OP0006. GEMMA DI VERGY (Donizetti), Live Performance, 12 Dec., 1975, Napoli, w.Gatto Cond. Teatro San Carlo;
Montserrat Caballé, Giorgio Casellato-Lamberti, Renato Bruson, Bianca Maria Casoni, etc. 2-Opera d'Oro OPD 7055. Long out-of-print, Final Sealed Copy! - 723721346355
“Premiered at La Scala in December, 1834 (and immediately following MARIA STUARDA), Gemma di Vergy was a hit, running 26 performances before moving all over Italy and the rest of Europe, where it held on for more than 60 years. It then dropped dead, and it was the revival in Naples in December, 1975 for Montserrat Caballé that brought it back, however briefly.
The title role is very difficult, lying in the passagio - that dangerous F-G-A range going up the staff - with some much higher outbursts….in general, those long-arched phrases and gorgeous pianissimos for which she’s famous are here to be savored. She also sang it in New York and Barcelona a couple of times before deeming it too difficult–‘the equivalent of singing three Normas’.
As the wicked if one-dimensional Count, baritone Renato Bruson is at his finest, singing with a smooth-as-silk legato, perfect round tone, and even a swell, interpolated high-A at the end of his second-act cabaletta.
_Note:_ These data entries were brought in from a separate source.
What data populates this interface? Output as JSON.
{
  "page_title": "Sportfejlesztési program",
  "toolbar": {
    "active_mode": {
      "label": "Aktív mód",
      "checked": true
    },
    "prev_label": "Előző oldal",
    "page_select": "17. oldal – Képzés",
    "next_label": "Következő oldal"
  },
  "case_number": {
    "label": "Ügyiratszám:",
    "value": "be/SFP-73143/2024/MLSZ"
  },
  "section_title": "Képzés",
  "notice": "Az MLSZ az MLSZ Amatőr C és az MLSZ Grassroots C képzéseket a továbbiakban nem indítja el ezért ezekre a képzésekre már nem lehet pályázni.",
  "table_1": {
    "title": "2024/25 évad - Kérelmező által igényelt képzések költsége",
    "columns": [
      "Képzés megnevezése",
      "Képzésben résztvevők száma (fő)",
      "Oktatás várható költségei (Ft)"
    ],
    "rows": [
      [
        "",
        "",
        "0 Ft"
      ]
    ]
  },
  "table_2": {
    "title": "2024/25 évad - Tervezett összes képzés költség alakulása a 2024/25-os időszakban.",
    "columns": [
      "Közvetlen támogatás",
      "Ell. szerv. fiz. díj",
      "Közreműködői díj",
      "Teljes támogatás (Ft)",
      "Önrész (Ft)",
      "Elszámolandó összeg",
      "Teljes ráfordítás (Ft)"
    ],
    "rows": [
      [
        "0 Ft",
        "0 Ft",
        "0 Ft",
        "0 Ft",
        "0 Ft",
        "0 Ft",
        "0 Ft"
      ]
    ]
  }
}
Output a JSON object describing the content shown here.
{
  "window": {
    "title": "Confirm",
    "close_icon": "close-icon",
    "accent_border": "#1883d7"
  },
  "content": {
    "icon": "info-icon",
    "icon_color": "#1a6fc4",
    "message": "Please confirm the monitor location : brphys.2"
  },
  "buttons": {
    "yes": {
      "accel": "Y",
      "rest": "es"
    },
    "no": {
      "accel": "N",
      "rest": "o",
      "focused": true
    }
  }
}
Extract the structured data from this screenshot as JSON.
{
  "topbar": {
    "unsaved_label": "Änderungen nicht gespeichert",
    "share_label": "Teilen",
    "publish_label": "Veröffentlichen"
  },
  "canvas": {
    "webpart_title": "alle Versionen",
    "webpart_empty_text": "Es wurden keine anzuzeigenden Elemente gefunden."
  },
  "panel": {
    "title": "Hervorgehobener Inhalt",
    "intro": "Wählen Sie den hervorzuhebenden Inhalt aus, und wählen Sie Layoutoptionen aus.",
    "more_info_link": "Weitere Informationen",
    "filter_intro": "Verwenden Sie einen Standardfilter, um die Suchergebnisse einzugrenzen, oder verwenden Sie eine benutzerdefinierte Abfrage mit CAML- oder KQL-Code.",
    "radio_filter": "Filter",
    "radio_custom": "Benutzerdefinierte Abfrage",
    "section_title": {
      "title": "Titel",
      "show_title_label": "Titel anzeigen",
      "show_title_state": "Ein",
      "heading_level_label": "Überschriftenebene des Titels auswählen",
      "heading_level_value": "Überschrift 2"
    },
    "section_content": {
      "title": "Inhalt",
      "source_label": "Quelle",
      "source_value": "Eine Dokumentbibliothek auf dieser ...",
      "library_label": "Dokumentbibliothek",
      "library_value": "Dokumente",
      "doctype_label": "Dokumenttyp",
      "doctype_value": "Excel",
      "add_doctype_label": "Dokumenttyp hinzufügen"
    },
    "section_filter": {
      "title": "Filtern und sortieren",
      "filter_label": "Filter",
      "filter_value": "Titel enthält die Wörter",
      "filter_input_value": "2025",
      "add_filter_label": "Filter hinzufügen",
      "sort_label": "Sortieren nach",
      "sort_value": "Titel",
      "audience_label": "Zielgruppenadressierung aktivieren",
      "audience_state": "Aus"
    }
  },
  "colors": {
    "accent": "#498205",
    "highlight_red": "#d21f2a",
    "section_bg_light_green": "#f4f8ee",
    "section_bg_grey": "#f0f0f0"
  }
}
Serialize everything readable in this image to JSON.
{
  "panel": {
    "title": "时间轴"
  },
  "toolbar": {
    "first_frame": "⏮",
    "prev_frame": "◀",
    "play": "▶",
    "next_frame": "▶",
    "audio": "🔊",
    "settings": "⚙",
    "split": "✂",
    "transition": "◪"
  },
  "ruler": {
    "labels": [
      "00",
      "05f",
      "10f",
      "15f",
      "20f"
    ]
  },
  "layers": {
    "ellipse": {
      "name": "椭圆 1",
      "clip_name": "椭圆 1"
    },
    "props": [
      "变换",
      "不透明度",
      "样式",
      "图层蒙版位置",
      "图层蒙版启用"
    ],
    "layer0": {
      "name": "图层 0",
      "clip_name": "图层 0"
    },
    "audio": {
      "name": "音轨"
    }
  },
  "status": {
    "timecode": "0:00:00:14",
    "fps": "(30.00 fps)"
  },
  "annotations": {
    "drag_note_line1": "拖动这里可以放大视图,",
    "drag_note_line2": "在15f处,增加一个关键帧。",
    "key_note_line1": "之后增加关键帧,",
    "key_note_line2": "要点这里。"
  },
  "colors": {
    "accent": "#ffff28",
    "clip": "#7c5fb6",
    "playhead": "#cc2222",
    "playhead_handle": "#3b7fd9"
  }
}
Tamas is tenor Giorgio Casellato Lamberti, and he sings with conviction and manly tone, making what he can of this noble if misdirected character. The rest of the cast is good enough. Conductor Armando Gatto whips the orchestra and singers into a proper frenzy in the big numbers, and elsewhere he’s considerate - almost to a fault - of Caballé. For a Donizetti completist this recording is crucial, why not add another, sometimes-very-impressive bel canto opera to your collection?”
- Robert Levine, ClassicsToday.com
"In LA GIOCONDA, the part of Enzo was taken by Giorgio Casellato-Lamberti, who generated considerable excitement with his singing and looked and acted like a spirited young Venetian nobleman. Miss Dunn, too, was an energizing force as Laura. The brilliance of her mezzo-soprano went well with the voices of both Miss Arroyo and Mr. Casellato-Lamberti."
- Allen Hughes, THE NEW YORK TIMES, 19 Oct., 1975
“Giorgio Casellato-Lamberti was a member of that last generation of the ‘once inexhaustible breed; the Italian tenor’. He came to prominence in the sixties together with other young hopefuls like Ruggero Bondino, Enzo Tei, Franco Tagliavini, Beniamino Prior and Luciano Pavarotti. Mr. Lamberti’s voice has not the many subtleties and the beauty in the middle register of Carlo Bergonzi; nor did he have the stentorian overwhelming sound of Corelli and Del Monaco, but somewhere he was more representative of the breed than either one of those vocal gods. There is a red thread running through vocal history of talented Italians, trumpet voiced, who could cut through any orchestra and chorus. They didn’t have the amazing vocal beauty of Gigli or young Di Stefano but they did the heavy work in other houses than La Scala or the Met; they did the foreign tours where their sound was identified as typical Italian. After the war there appeared Annaloro, Zambruno, Turrini, Lo Forese, Gismondo and Ottolini in that mould. Of them all Lamberti was definitely the best. He could fill big barns like La Scala and the Met. At the Verona Arena he had no problem filling the open space.
The voice always sounds homogenous from bottom to brilliant top. It is slender but still strong with a lot of metal in it. It is bright and well focused. There aren’t a myriad amount of colours in it but it’s still personal and recognizable. The top can be cutting and is often glorious. Indeed one thinks of Hope-Wallace in The Gramophone once describing young Corelli as ‘a shameless top-note hunter’. So is Casellato-Lamberti now and then, holding the high B in ‘La donna è mobile’ for some ten seconds (as did Corelli). Casellato-Lamberti’s voice above the stave gets an extra gleam and ring and it is a prime example of squillo. Casellato-Lamberti’s voice is somewhat similar to the young Pavarotti; maybe a little bit less rich. Still, the differences being slight they teach us a lesson. One singer marginally better than the other, is a household word due to an American publicity genius while the other is more or less forgotten in the wide world. If Casellato-Lamberti were to sing today, he would reign supreme in Italy.”